Planted-solution SAT and Ising benchmarks from integer factorization

TL;DR

This paper introduces a new family of structured SAT and Ising benchmarks derived from integer factorization, enabling scalable, verifiable testing of solver performance with known solutions.

Contribution

It presents a novel construction method for benchmark instances from integer factorization with open-source software and verifiable solutions.

Findings

Median runtime grows exponentially with factor bit-length.

Number of carry contractions scales as the fourth power of bit-length.

Benchmark instances are scalable, structured, and verifiable.

Abstract

We present a family of planted-solution benchmark instances for satisfiability (SAT) solvers and Ising optimization derived from integer factorization.
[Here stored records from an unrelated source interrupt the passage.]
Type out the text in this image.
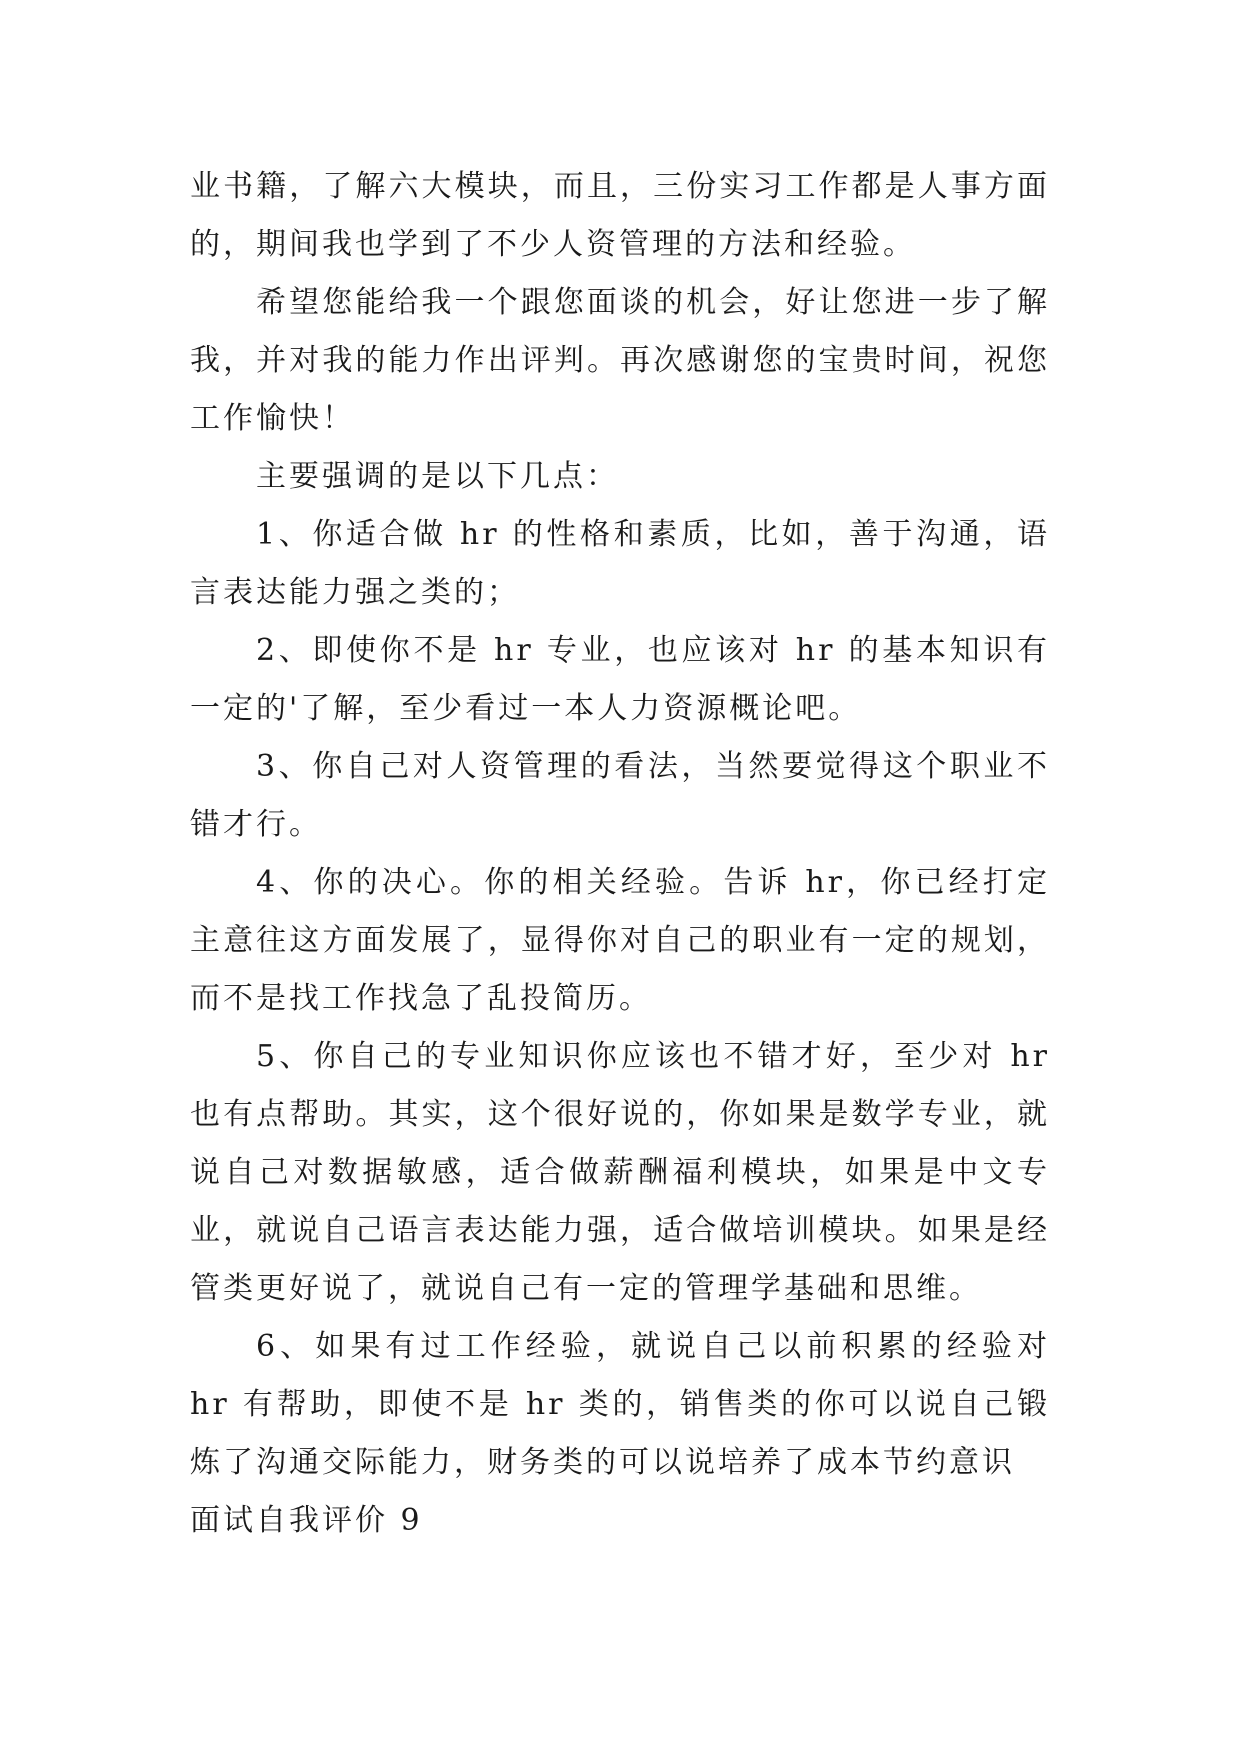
业书籍，了解六大模块，而且，三份实习工作都是人事方面的，期间我也学到了不少人资管理的方法和经验。

希望您能给我一个跟您面谈的机会，好让您进一步了解我，并对我的能力作出评判。再次感谢您的宝贵时间，祝您工作愉快！

主要强调的是以下几点：

1、你适合做 hr 的性格和素质，比如，善于沟通，语言表达能力强之类的；

2、即使你不是 hr 专业，也应该对 hr 的基本知识有一定的'了解，至少看过一本人力资源概论吧。

3、你自己对人资管理的看法，当然要觉得这个职业不错才行。

4、你的决心。你的相关经验。告诉 hr，你已经打定主意往这方面发展了，显得你对自己的职业有一定的规划，而不是找工作找急了乱投简历。

5、你自己的专业知识你应该也不错才好，至少对 hr 也有点帮助。其实，这个很好说的，你如果是数学专业，就说自己对数据敏感，适合做薪酬福利模块，如果是中文专业，就说自己语言表达能力强，适合做培训模块。如果是经管类更好说了，就说自己有一定的管理学基础和思维。

6、如果有过工作经验，就说自己以前积累的经验对 hr 有帮助，即使不是 hr 类的，销售类的你可以说自己锻炼了沟通交际能力，财务类的可以说培养了成本节约意识

面试自我评价 9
Given two primes $p$ and $q$, the construction encodes the arithmetic constraints of $N = p \times q$ as a conjunctive normal form (CNF) formula whose satisfying assignments correspond to valid factorizations of~$N$. The known pair $(p,q)$ serves as a built-in ground truth, enabling unambiguous verification of solver output. We show that for two $d$-bit primes the total number of carry contractions is on the order of $d^4$. Empirical benchmarks with SAT solvers show that median runtime grows exponentially in the bit-length of the factors over the range tested. The construction provides a scalable, structured, and verifiable benchmark family controlled by a single parameter, accompanied by open-source generation software.